Preview of data after cleaning is given below:

head(df1)

Looking at the summary of data using mmary() function, we see below facts:

summary(df1)
Variable Min Max Mean
Fatalities 0 25000 4.42
Year 1997 2017 -

From above summary of Fatalities, it is observed that minimum afatalities in conflicts 0 and maximum value is 25000 with a mean of 4.42

hist(df1$YEAR, xlab = "YEAR", main = "Histogram of conflicts per year ")

Looking at the histogram above, it is observed that highest number of cnflicts happened in the year 2016. With this information, we can further explore the areas which were affected by this conflict and the time of the year most conflicts happened.

boxplot(df1$FATALITIES~df$YEAR)

Looking at the boxplot above, it can be seen that there are a few outliers inthe dataset with highest being in 1997.

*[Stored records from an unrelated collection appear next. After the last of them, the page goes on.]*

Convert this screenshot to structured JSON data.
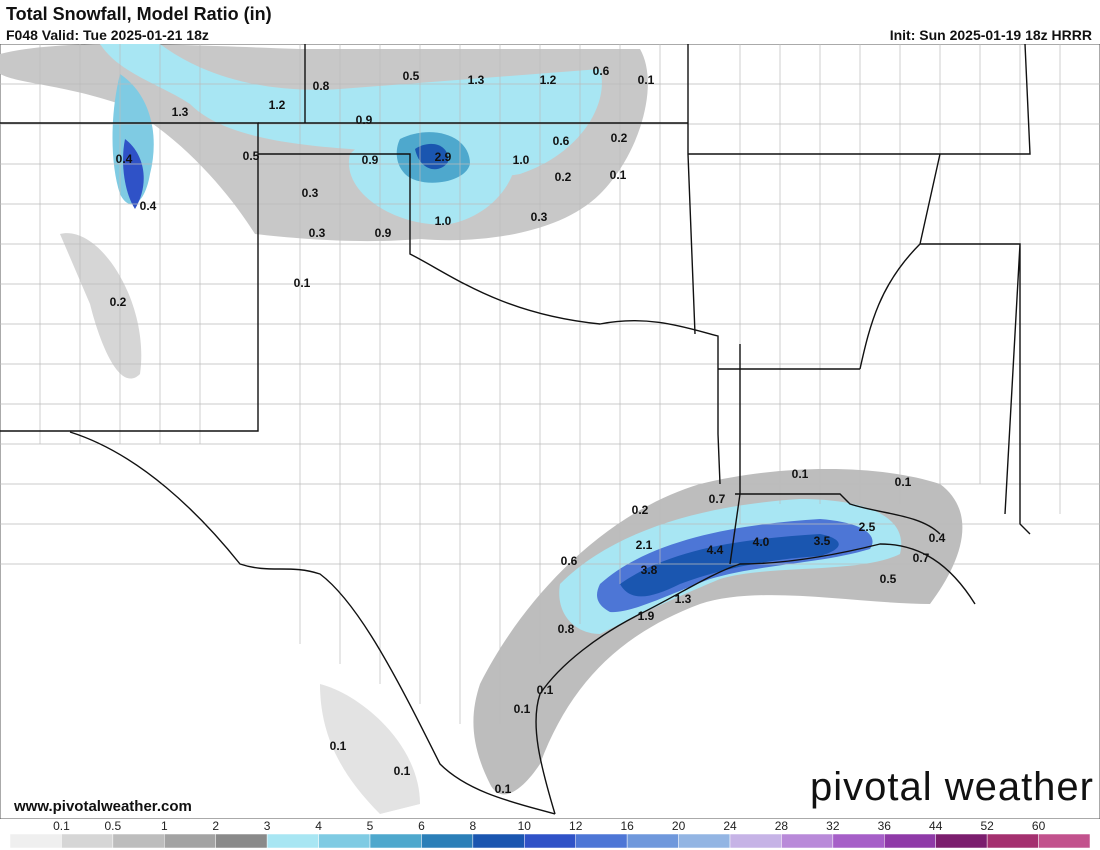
{
  "header": {
    "title": "Total Snowfall, Model Ratio (in)",
    "valid": "F048 Valid: Tue 2025-01-21 18z",
    "init": "Init: Sun 2025-01-19 18z HRRR"
  },
  "map": {
    "labels": [
      "0.8",
      "0.5",
      "1.3",
      "1.2",
      "0.6",
      "0.1",
      "1.2",
      "1.3",
      "0.9",
      "0.6",
      "0.2",
      "0.4",
      "0.5",
      "0.9",
      "2.9",
      "1.0",
      "0.2",
      "0.1",
      "0.4",
      "0.3",
      "1.0",
      "0.3",
      "0.3",
      "0.9",
      "0.1",
      "0.2",
      "0.1",
      "0.1",
      "0.7",
      "0.2",
      "2.5",
      "0.4",
      "2.1",
      "4.0",
      "3.5",
      "4.4",
      "0.7",
      "0.6",
      "3.8",
      "0.5",
      "1.3",
      "1.9",
      "0.8",
      "0.1",
      "0.1",
      "0.1",
      "0.1",
      "0.1"
    ]
  },
  "footer": {
    "website": "www.pivotalweather.com",
    "logo": "pivotal weather"
  },
  "legend": {
    "ticks": [
      "0.1",
      "0.5",
      "1",
      "2",
      "3",
      "4",
      "5",
      "6",
      "8",
      "10",
      "12",
      "16",
      "20",
      "24",
      "28",
      "32",
      "36",
      "44",
      "52",
      "60"
    ],
    "colors": [
      "#efefef",
      "#d6d6d6",
      "#bdbdbd",
      "#a3a3a3",
      "#8a8a8a",
      "#a8e6f3",
      "#7fcbe3",
      "#4ea8cd",
      "#2b7fb8",
      "#1a56b0",
      "#2f52c7",
      "#4d76d6",
      "#6f98dc",
      "#93b5e3",
      "#c6b3e6",
      "#b98ad9",
      "#a65fc8",
      "#8f3aa8",
      "#7b1e6e",
      "#a4306f",
      "#c2528d"
    ]
  }
}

Proposed Exploratory Data Analysis

With this dataset, we can perform EDA using leaflets package to map the critical areas where most conflicts happen. We can further drill down to check details for areas of a country where most conflicts take place. We can see the trends to find the areas where conflicts happen at a particular time of the year. The EVENT_DATE column can be separated to Day, Month and Year to find trends on a monthly or seasonal basis. We can summarize the data to find new metrics like total fatalaties per year, total fatalaties per country, total fatalities per region in a country, frequency of conflicts per country. etc. We can plot bar plots to visialize this data and use boxplot to find out outliers.

We can create summary information as below to get insights about the top metrics.

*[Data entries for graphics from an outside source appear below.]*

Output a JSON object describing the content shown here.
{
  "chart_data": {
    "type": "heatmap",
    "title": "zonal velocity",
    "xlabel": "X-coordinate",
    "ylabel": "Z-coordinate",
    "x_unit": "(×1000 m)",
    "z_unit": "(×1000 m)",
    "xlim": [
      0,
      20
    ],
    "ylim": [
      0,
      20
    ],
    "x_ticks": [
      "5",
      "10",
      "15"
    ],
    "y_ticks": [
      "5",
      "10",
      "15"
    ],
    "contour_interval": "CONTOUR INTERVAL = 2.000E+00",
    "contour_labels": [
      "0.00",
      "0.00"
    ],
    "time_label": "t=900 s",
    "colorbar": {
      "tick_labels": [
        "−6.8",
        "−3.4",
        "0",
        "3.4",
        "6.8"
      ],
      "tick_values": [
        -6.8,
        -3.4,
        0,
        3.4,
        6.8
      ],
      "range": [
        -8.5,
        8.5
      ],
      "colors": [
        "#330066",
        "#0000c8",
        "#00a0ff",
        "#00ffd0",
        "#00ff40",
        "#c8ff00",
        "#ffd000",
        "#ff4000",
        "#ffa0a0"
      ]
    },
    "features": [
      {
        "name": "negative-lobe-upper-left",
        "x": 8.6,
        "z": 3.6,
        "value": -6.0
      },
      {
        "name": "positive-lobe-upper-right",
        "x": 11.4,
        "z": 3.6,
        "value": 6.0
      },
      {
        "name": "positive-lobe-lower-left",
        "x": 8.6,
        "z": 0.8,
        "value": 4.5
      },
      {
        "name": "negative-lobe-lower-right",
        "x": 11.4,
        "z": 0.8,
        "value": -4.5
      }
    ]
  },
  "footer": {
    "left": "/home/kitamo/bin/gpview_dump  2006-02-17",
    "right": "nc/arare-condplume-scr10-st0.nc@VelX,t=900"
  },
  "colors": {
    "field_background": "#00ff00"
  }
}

Below are tables showing top 5 years when the fatalities were the highest and top 10 countries with highest fatalities.

df1%>%group_by(YEAR)%>%summarise(sum(FATALITIES))%>%arrange(desc(`sum(FATALITIES)`))%>%head(n=5)

From the table above, we can see that year 1999 had the highest fatalities due to conflicts.

df1%>%group_by(COUNTRY)%>%summarise(sum(FATALITIES))%>%arrange(desc(`sum(FATALITIES)`))%>%head(n=10)

Here, we can see that Angola has the highest fatalities due to conflicts.

A cluster analysis can be performed on this data to get new insights. Text analysis on NOTES column can be performed to understand the most popular words.